The world – well Gagosian Gallery, anyway – has gone dotty for Damien Hirst’s spot paintings. In an unprecedented move, Gagosian is showing a single artist across all its sites, and not just a single artist but a single strand of that artist’s work. The Complete Spot Pantings 1986-2011 is on now at all 11 Gagosian spaces globally. Why? What’s it all about?
Gathering the spot paintings in order to exhibit them must have been an extraordinary undertaking and possibly a risky one for the lenders as well as for Hirst and Gagosian; more than 300 paintings are on show, borrowed from over 150 lenders – mostly private individuals and public institutions – from around the world. This exhibition seems like an experiment that could easily devalue Hirst’s work, but the finer points if the art market aren’t something I feel equipped to talk about in depth right now but this does seem like a curious move, especially in a time of such economic uncertainty.
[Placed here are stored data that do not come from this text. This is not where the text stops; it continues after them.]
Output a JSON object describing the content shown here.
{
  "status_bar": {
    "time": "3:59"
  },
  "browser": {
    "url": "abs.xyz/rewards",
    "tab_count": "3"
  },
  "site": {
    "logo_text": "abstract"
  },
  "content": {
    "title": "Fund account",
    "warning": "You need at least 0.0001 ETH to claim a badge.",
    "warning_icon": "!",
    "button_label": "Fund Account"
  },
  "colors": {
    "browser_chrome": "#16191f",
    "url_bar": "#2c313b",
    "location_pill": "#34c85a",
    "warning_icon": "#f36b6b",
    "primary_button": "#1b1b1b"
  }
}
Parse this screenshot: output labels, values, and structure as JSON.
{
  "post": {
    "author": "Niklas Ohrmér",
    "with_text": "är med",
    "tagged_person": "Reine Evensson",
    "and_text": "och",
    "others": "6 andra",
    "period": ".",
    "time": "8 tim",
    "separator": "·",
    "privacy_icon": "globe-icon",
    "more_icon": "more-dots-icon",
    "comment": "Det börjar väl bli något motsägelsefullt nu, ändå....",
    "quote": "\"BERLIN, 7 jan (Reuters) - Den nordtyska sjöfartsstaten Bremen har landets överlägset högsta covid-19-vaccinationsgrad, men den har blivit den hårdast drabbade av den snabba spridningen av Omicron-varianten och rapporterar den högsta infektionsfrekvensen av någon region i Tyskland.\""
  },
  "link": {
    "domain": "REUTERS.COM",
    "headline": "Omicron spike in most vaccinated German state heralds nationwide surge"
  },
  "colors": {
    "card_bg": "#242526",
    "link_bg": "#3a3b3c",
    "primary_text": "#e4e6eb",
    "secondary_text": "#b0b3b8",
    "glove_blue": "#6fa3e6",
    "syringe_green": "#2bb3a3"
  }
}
As a challenge the gallery will reward anyone who visits all 11 sites with a print signed by Hirst. Quite who would taken on this challenge who knows, and the coffee bar style card to acquire 11 stamps in order to get the free print is a strange move.
Hirst’s spots have been ubiquitous for years now, will this prove to be their death knell or encourage a reexamination of them. Certainly the spot paintings raise all sorts of questions about authorship – Hirst painted only four of these himself, the rest were made by studio assistants – and the Warholian idea of the artist’s studio as factory. The role of the artist and the relationship between master and student or artist and studio assistant is a long and complex one but Hirst is a figure who engenders knee-jerk responses so may not be the ideal focus for such discussion.
And of course there’s the question of whether the spot paintings are any good? I’ve always assumed that they were effectively the steady income stream that let Hirst do other things; but despite my scepticism, I’ve always rather liked them as paintings. That might well change with so many on show at once (though I’ll only see the two London shows).
The Complete Spot Paintings 1986-2011 is on show at all 11 Gagosian spaces globally from 12 January 2012. End dates vary from 10 February to 17 March. The exhibitions at the London and New York spaces all close on 17 February.